Garlic chives 韭菜 are commonly used in Chinese cooking. The ‘Three-Hundred Songs’ also mention a sacrificial ritual involving lamb and chives. Because chives are easy to grow and can be harvested many times, in contemporary slang the term has come to mean victims of phoney investment schemes who have been exploited multiple times or sacrificed on the altar of market capitalism. From 2018, many Chinese netizens began self-identifying as chives and referring to China as the ‘Chive State’ jiu zhou 韭州 — a pun on the ancient term ‘nine states’ 九州, meaning the nation. Exploitation or deception committed by any government, company or organisation against individuals is known as ‘harvesting chives’ 割韭菜.14

V.
In such commotion does the world’s theatre rage:
As each one leaves, another takes the stage.
Why not just lie flat on the floor?
And be done for!
亂哄哄你方唱罷我登場, 不如都來就地躺.
Each of us with that poor girl may compare
Who sews a wedding-gown for another bride to wear.
甚荒唐, 到頭來
都來為他人做嫁衣裳!

Most of the lines here are taken straight from Zhen Shiyin’s philosophical contemplation. Although Zhen was an old man commenting on the vanity and meaninglessness of life, his words resonate with many young Chinese today who are trapped in ‘involution’ and non-stop competition, and only want to ‘lie flat’ (drop out and do nothing).
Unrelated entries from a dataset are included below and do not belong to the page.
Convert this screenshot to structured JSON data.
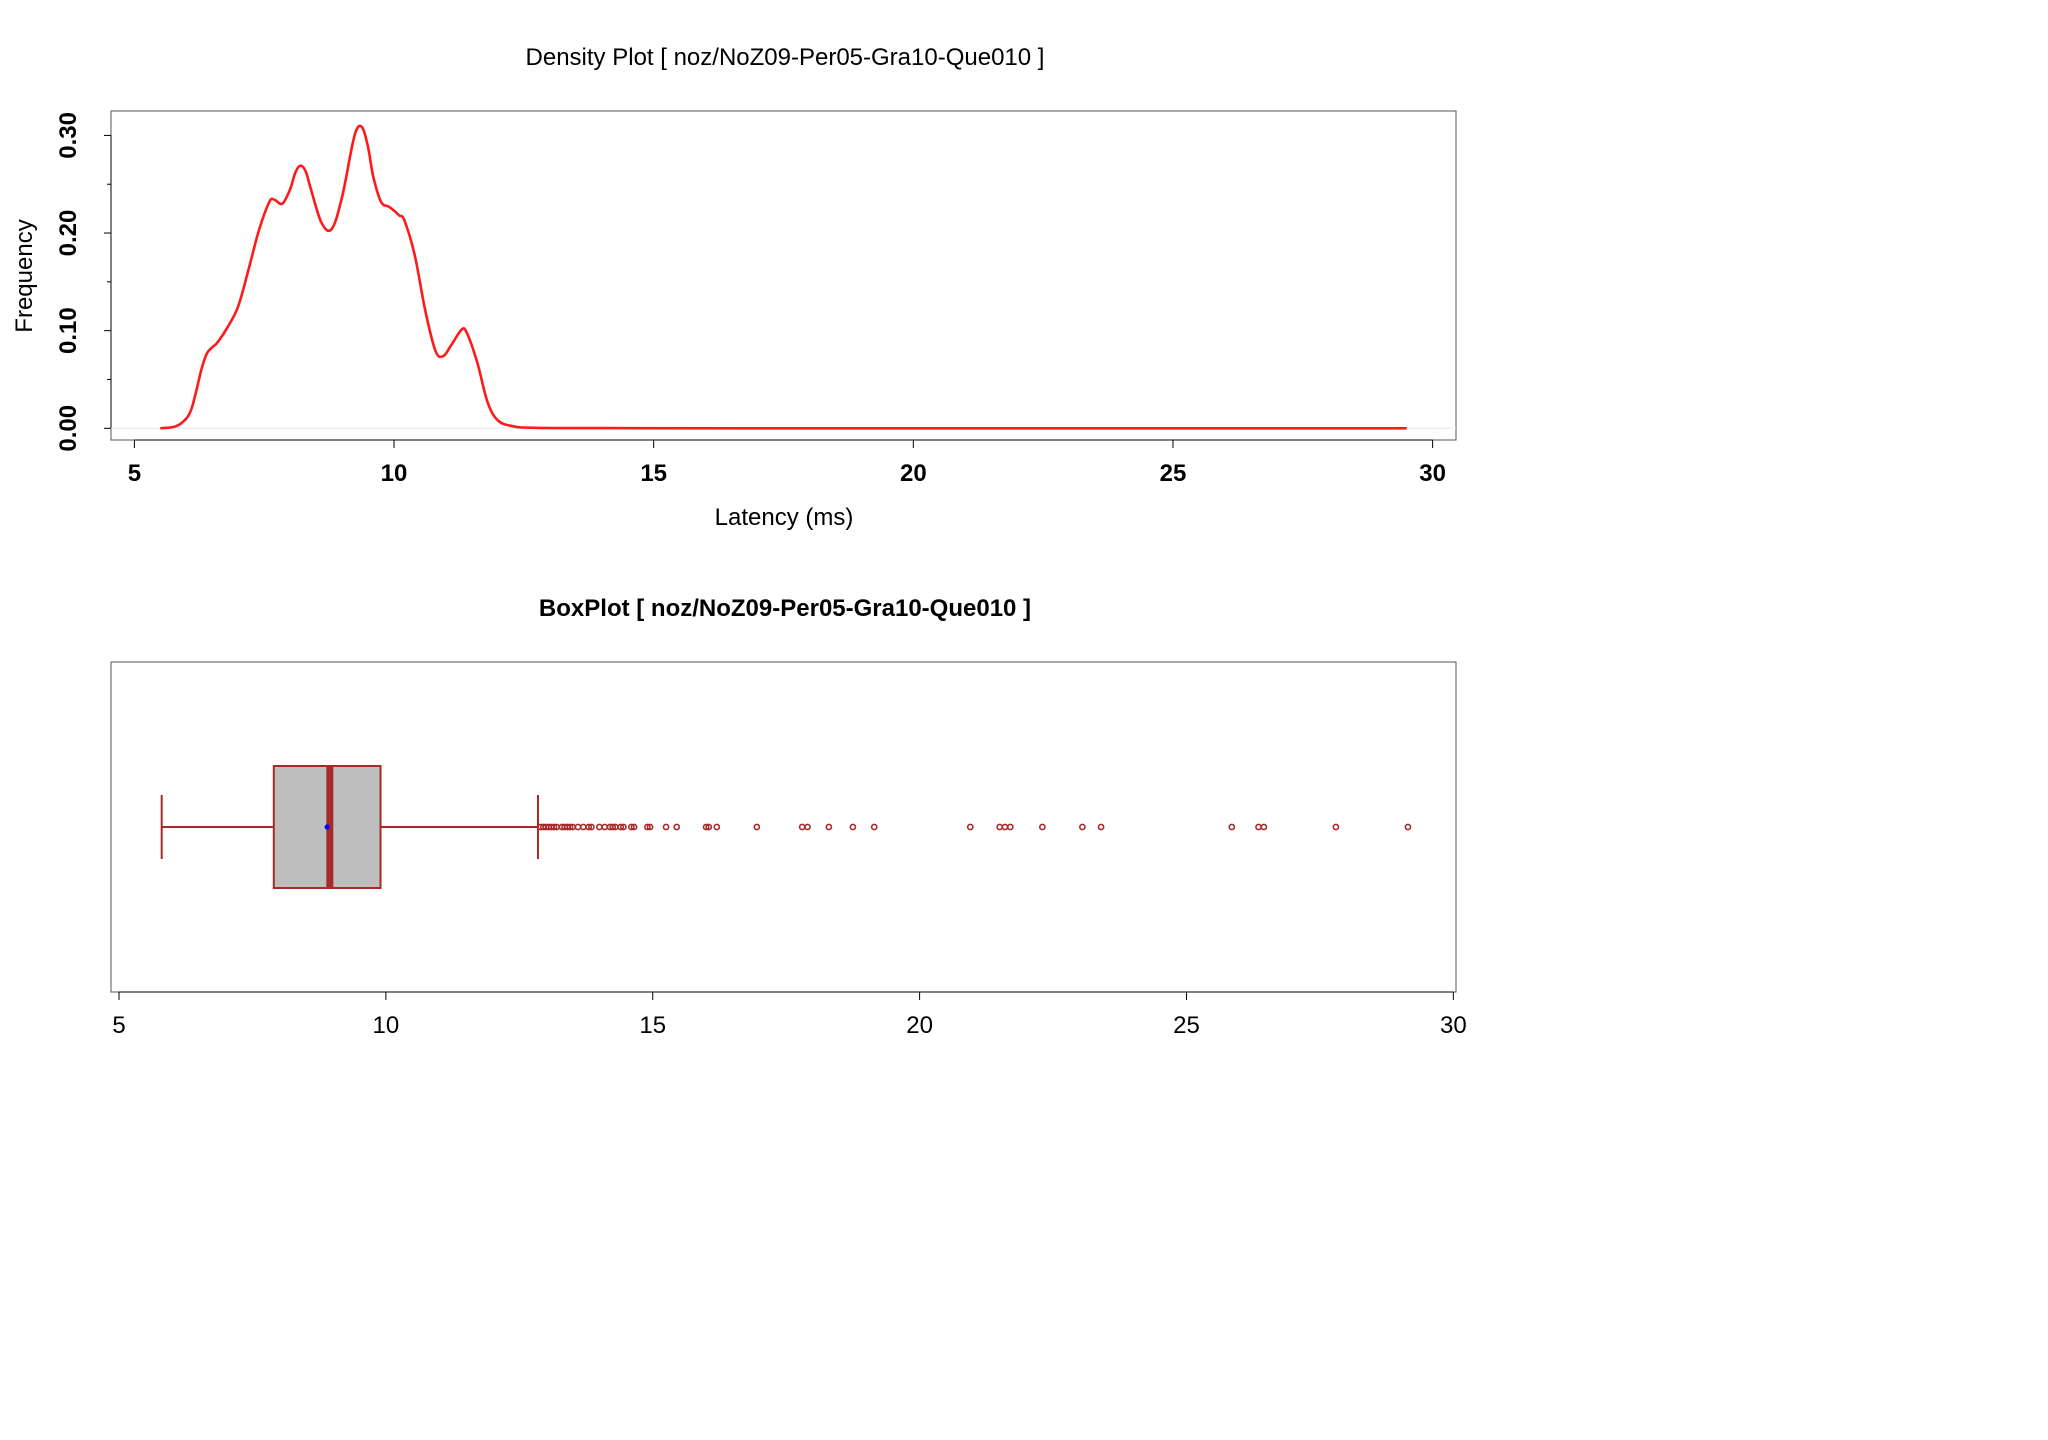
{
  "colors": {
    "density_line": "#ff1a1a",
    "box_stroke": "#a52a2a",
    "box_fill": "#bebebe",
    "mean_point": "#0000ff",
    "frame": "#555555",
    "baseline": "#e8e8e8"
  },
  "chart_data": [
    {
      "type": "line",
      "title": "Density Plot [ noz/NoZ09-Per05-Gra10-Que010 ]",
      "xlabel": "Latency (ms)",
      "ylabel": "Frequency",
      "xlim": [
        4.55,
        30.45
      ],
      "ylim": [
        -0.012,
        0.325
      ],
      "x_ticks": [
        5,
        10,
        15,
        20,
        25,
        30
      ],
      "x_tick_labels": [
        "5",
        "10",
        "15",
        "20",
        "25",
        "30"
      ],
      "y_ticks": [
        0.0,
        0.1,
        0.2,
        0.3
      ],
      "y_tick_labels": [
        "0.00",
        "0.10",
        "0.20",
        "0.30"
      ],
      "y_minor_ticks": [
        0.05,
        0.15,
        0.25
      ],
      "grid": false,
      "series": [
        {
          "x": [
            5.5,
            5.8,
            6.0,
            6.1,
            6.2,
            6.3,
            6.4,
            6.5,
            6.6,
            6.8,
            7.0,
            7.2,
            7.4,
            7.6,
            7.7,
            7.85,
            8.0,
            8.1,
            8.2,
            8.3,
            8.4,
            8.6,
            8.8,
            9.0,
            9.2,
            9.3,
            9.4,
            9.5,
            9.6,
            9.75,
            9.9,
            10.0,
            10.1,
            10.2,
            10.4,
            10.6,
            10.8,
            10.95,
            11.1,
            11.3,
            11.4,
            11.6,
            11.8,
            12.0,
            12.3,
            12.7,
            14.0,
            18.0,
            22.0,
            26.0,
            29.5
          ],
          "y": [
            0.0,
            0.002,
            0.01,
            0.02,
            0.04,
            0.062,
            0.077,
            0.083,
            0.088,
            0.104,
            0.125,
            0.163,
            0.203,
            0.232,
            0.234,
            0.23,
            0.245,
            0.262,
            0.269,
            0.263,
            0.245,
            0.211,
            0.204,
            0.237,
            0.291,
            0.308,
            0.307,
            0.288,
            0.258,
            0.232,
            0.227,
            0.223,
            0.218,
            0.213,
            0.177,
            0.121,
            0.079,
            0.074,
            0.085,
            0.101,
            0.098,
            0.068,
            0.027,
            0.008,
            0.002,
            0.0005,
            0.0002,
            0.0,
            0.0,
            0.0,
            0.0
          ]
        }
      ]
    },
    {
      "type": "box",
      "title": "BoxPlot [ noz/NoZ09-Per05-Gra10-Que010 ]",
      "xlim": [
        4.85,
        30.05
      ],
      "x_ticks": [
        5,
        10,
        15,
        20,
        25,
        30
      ],
      "x_tick_labels": [
        "5",
        "10",
        "15",
        "20",
        "25",
        "30"
      ],
      "whisker_low": 5.8,
      "q1": 7.9,
      "median": 8.95,
      "mean": 8.9,
      "q3": 9.9,
      "whisker_high": 12.85,
      "outliers": [
        12.9,
        12.95,
        13.0,
        13.05,
        13.1,
        13.15,
        13.2,
        13.3,
        13.35,
        13.4,
        13.45,
        13.5,
        13.6,
        13.7,
        13.8,
        13.85,
        14.0,
        14.1,
        14.2,
        14.25,
        14.3,
        14.4,
        14.45,
        14.6,
        14.65,
        14.9,
        14.95,
        15.25,
        15.45,
        16.0,
        16.05,
        16.2,
        16.95,
        17.8,
        17.9,
        18.3,
        18.75,
        19.15,
        20.95,
        21.5,
        21.6,
        21.7,
        22.3,
        23.05,
        23.4,
        25.85,
        26.35,
        26.45,
        27.8,
        29.15
      ]
    }
  ]
}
The Party considers ‘lying flat’ shameful.15 Similarly, Marxist literary critics have condemned the nihilistic undertones of the ‘Won-Done Song’ as well as Zhen Shiyin’s commentary.

VI.
This is why I say:
所以說:
Bewed you not, beget you not:
And hale old age shall be your lot!                                                                                                           不嫁不娶, 芳齡永繼;
莫生莫養; 仙壽恆昌.

These final words are inspired by the characters carved on a jade talisman wore by the novel’s protagonist, Jia Baoyu 贾宝玉. Chinese talismans often contain writings, for the written script is thought to have magical power. This is another reminder of the importance of the literary tradition in Chinese thought.